Le sens du vouloir obscur

Il y a quelques semaines, Samuel, un de mes étudiants, brillant jeune homme dans la vingtaine, m’avouait avoir été traumatisé par un cours complémentaire d’astrophysique : les vertiges au-dessus de sa tête l’ont renvoyé à sa petitesse et au fait que, face à l’infini et à l’absence de sens, tout ça n’a justement aucun sens.

Pour échapper à l’absurde et aux silences pascaliens qui l’angoissent, Samuel a décidé de lâcher l’école afin de faire ce qu’il aime réellement : dessiner infiniment petit pour ne pas penser à l’infiniment grand. Il veut devenir bédéiste. Faire comme Hergé ou Jacques Goldstyn, qu’à ma grande honte je ne connaissais pas.

Que les Éditions de La Pastèque publiaient des choses insolites, ça, je le savais, mais que les histoires proposées par cette petite maison qui carbure au talent et à l’originalité ne correspondent pas à nos attentes inconscientes, cette découverte, je la dois à Samuel.

« Vous verrez, Jacques Goldstyn propose des histoires pour enfants qui remplissent le vide existentiel creusé par le cruel monde des adultes. C’est ce que je veux faire aussi : raconter la vie en images pour protéger les enfants du non-sens », m’a-t-il dit.
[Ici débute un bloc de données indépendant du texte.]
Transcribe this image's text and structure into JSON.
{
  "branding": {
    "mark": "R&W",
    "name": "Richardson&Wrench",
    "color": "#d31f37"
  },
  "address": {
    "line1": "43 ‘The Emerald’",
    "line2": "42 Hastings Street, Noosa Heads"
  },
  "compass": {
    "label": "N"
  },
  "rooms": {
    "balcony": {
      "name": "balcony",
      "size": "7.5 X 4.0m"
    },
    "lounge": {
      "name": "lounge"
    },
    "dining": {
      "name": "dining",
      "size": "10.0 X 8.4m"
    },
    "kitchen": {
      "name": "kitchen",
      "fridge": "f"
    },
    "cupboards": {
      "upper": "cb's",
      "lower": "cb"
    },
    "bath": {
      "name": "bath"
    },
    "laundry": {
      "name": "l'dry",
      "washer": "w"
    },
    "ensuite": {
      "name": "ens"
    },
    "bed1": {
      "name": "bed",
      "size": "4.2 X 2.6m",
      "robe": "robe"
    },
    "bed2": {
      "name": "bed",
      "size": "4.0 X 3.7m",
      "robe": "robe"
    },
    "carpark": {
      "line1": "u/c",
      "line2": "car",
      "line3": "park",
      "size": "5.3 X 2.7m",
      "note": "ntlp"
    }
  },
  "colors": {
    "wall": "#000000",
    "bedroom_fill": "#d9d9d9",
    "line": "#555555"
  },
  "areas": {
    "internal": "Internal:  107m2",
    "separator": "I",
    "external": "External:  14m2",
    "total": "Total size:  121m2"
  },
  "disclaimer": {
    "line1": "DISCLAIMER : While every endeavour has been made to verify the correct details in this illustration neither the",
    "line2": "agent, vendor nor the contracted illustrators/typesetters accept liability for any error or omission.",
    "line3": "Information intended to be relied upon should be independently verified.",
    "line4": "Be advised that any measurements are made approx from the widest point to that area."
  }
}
En feuilletant les deux derniers livres pour enfants de Goldstyn, Azadah et Arbragan — le premier ayant récemment été récompensé par un Prix du Gouverneur général —, on découvre effectivement des enfants déroutés et laissés à eux-mêmes dans un monde qui ne tourne pas rond.

Azadah est une petite Afghane qui a envie de faire comme son amie Anja la photographe, qui elle peut sillonner le monde et témoigner de sa beauté et de sa misère. Sauf qu’Azadah, à la différence d’Anja, ne peut pas tisser son destin à la lumière de ses inspirations.

La seule chose qu’elle pourra éventuellement tisser, ce sont les tapis afghans, le métier de tisseuse étant presque exclusivement réservé aux filles. Mais Azadah a une idée ingénieuse : elle tissera elle-même une montgolfière avec les burkas séchant à l’air libre et les engins qui autrement servent à fabriquer les bombes. Et elle ira rejoindre son amie en s’élevant au-dessus du monde des hommes.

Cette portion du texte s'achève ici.